"Come, come!" he said at last. "You must sleep over this, Hume! You must not set me a task beyond my power—I——"

But I broke in upon him with a curse. "What!" I shrieked. "You bragged and bleated of the torture you had in store for me—and when I bid you kill me as I wish to die, you shrink and blanch and mouth your feminine humanity. But you've given me your promise—and you'll keep it or by—" I finished with a storm of maledictions so blasphemously horrible, and which I delivered with such wild and awful force, that even the stolid negroes staggered back and rolled their eyes. As for Sir Charles, he turned sheet white before I was half through, and with a look of something marvellously resembling terror, he turned and simply rushed out of the room.

I screamed my curses after him, straining and tugging at my bonds like one possessed. But at length, thoroughly outworn with the exertion, I stopped and feigned to swoon.

Next moment the cellar was in darkness, and I heard the negroes stumble out and bolt the door behind them.

I'll not relate the anguish I endured that night, more than to say it made an old man of me—in mind, if not in body.

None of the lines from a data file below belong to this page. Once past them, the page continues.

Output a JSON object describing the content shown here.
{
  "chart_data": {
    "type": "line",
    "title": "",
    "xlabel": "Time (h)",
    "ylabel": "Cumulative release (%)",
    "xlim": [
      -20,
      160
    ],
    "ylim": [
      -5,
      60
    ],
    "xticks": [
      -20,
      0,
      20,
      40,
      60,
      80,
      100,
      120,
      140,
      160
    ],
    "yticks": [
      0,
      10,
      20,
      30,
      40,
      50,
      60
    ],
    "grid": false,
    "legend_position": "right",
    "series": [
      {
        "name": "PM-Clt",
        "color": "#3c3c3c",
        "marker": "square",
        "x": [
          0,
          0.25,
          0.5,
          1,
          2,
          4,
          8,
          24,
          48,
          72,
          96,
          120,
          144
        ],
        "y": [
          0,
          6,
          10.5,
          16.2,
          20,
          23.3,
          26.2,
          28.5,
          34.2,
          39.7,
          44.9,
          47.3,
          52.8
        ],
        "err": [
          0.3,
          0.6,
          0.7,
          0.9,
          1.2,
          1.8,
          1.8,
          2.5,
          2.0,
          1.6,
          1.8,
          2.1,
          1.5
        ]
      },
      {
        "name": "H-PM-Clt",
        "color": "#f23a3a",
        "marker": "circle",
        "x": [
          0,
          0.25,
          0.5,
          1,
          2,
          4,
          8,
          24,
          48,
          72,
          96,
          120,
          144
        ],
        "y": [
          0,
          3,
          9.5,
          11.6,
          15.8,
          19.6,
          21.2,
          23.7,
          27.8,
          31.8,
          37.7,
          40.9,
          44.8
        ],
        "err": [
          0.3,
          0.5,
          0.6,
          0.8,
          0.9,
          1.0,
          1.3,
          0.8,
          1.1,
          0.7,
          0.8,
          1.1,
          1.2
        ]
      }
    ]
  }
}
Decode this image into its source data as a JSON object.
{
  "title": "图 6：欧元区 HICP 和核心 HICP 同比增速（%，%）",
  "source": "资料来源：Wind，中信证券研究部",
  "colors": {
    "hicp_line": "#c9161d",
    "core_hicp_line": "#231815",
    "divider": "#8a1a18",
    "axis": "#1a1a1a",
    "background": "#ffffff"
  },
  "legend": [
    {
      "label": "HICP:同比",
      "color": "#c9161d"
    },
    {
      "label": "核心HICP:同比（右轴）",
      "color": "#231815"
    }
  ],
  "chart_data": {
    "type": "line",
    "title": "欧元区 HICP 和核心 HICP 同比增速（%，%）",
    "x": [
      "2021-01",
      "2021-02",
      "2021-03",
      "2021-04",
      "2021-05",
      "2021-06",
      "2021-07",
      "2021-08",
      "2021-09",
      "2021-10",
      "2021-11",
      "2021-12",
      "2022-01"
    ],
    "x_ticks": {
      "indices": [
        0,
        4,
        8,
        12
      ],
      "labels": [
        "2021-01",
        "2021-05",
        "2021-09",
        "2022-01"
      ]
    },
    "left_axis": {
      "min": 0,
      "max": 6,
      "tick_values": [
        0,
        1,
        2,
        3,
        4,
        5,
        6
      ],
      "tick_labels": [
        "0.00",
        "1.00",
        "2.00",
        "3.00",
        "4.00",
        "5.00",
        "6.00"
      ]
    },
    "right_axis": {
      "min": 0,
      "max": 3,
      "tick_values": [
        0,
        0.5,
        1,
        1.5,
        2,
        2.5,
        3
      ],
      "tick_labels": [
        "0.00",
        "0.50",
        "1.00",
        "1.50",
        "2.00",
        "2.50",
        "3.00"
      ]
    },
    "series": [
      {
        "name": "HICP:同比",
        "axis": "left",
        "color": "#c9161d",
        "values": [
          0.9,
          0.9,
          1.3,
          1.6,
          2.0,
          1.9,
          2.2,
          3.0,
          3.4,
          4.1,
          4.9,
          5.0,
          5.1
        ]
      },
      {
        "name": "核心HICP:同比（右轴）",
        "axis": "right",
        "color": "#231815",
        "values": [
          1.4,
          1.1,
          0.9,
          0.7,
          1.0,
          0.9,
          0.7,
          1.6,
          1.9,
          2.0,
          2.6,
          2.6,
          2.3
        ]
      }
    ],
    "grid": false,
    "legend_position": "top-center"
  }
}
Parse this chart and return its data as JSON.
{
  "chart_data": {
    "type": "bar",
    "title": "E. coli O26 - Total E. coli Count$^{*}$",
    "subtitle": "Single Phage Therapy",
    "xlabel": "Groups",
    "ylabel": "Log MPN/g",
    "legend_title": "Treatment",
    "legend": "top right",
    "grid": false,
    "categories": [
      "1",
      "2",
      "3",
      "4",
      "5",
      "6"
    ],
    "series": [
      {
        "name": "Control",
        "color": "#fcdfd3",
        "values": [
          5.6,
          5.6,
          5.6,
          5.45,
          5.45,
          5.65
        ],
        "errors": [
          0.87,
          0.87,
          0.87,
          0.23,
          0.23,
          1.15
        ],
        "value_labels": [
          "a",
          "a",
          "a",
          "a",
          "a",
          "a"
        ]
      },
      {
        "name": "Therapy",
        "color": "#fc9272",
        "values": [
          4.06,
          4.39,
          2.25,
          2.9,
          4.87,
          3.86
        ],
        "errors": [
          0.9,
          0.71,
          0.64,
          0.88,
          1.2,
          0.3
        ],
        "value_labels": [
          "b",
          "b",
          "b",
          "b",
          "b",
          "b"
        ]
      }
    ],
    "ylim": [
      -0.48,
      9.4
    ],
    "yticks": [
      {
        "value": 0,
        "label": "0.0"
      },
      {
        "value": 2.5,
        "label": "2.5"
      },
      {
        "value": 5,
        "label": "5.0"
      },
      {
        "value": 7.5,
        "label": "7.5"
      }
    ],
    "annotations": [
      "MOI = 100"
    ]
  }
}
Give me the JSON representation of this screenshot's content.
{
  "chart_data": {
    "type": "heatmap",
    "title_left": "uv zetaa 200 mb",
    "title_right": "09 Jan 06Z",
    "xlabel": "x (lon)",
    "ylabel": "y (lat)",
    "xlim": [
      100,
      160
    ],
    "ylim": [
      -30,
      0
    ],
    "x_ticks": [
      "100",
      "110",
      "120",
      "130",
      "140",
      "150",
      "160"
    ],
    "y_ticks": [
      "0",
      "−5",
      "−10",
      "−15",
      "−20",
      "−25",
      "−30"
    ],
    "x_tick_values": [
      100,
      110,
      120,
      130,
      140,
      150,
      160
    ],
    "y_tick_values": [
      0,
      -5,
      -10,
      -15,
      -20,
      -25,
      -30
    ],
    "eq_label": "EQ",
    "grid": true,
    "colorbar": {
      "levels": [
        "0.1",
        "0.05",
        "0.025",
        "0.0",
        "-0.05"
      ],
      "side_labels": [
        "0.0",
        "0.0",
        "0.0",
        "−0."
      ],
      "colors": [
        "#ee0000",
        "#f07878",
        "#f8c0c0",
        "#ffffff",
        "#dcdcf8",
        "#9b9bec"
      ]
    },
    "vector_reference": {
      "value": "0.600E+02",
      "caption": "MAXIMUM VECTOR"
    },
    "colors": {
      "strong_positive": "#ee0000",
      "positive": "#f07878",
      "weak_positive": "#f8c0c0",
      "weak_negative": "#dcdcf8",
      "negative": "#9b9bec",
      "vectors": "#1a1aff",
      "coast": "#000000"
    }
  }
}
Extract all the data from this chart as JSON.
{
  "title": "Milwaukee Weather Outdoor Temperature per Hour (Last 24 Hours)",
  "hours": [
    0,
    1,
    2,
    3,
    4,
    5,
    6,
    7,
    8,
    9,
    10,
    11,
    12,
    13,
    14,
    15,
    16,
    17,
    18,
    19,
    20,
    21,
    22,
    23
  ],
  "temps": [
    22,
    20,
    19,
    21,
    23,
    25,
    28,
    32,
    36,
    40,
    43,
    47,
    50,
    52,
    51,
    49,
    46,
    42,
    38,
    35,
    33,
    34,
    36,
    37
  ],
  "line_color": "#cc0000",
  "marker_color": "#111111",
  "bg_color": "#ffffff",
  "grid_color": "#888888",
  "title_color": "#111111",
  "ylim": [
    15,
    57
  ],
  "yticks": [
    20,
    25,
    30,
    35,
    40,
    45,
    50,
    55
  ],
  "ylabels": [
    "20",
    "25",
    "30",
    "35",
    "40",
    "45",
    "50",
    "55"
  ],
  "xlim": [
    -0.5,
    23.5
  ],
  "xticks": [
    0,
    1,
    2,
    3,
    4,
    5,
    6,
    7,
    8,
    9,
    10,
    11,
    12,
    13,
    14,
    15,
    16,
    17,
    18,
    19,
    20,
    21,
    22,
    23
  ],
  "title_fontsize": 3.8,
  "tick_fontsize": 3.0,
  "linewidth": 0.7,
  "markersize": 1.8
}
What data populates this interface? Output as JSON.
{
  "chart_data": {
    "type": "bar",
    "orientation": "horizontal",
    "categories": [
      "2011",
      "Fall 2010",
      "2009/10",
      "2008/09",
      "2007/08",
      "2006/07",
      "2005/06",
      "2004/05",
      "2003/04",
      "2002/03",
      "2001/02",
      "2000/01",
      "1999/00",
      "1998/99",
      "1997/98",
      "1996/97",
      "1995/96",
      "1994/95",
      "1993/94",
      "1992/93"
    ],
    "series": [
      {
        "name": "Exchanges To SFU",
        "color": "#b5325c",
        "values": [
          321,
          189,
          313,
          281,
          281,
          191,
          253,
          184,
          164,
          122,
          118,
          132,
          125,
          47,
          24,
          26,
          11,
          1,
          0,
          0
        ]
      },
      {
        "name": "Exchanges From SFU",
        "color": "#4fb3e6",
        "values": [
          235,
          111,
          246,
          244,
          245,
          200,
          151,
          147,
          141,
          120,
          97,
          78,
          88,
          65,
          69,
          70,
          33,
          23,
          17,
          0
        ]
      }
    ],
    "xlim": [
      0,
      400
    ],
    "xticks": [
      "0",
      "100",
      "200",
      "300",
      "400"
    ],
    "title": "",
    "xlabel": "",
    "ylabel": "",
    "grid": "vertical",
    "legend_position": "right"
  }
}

I did not sleep. I could not if I would, for I was companied with memories sharp enough to sting a soul from torpor deep as death. And I would not, if I could, because I feared that those were by me who might take advantage of my slumber to extend my sleep beyond mortality.

But none came near me, and through the dragging hours I heard no sound. Morning came without the black dark lessening one whit, until the negro, Beudant, brought a candle with some breakfast. He was plainly afraid of me at first, and without doubt I was not a pleasant thing to gaze upon. But his fears faded as he fed me and saw me grateful for the food.

"You are in a gentler mood, monsieur, than overnight," he presently remarked. "It is better so, believe me. If I were you, I would not die upon a cross."

"Just so," I answered quickly. "I do not wish to die at all, would you like to make yourself a rich man, M. Beudant?"

"Why, yes, monsieur."

"Then help me to escape, and I shall fill your hands with gold."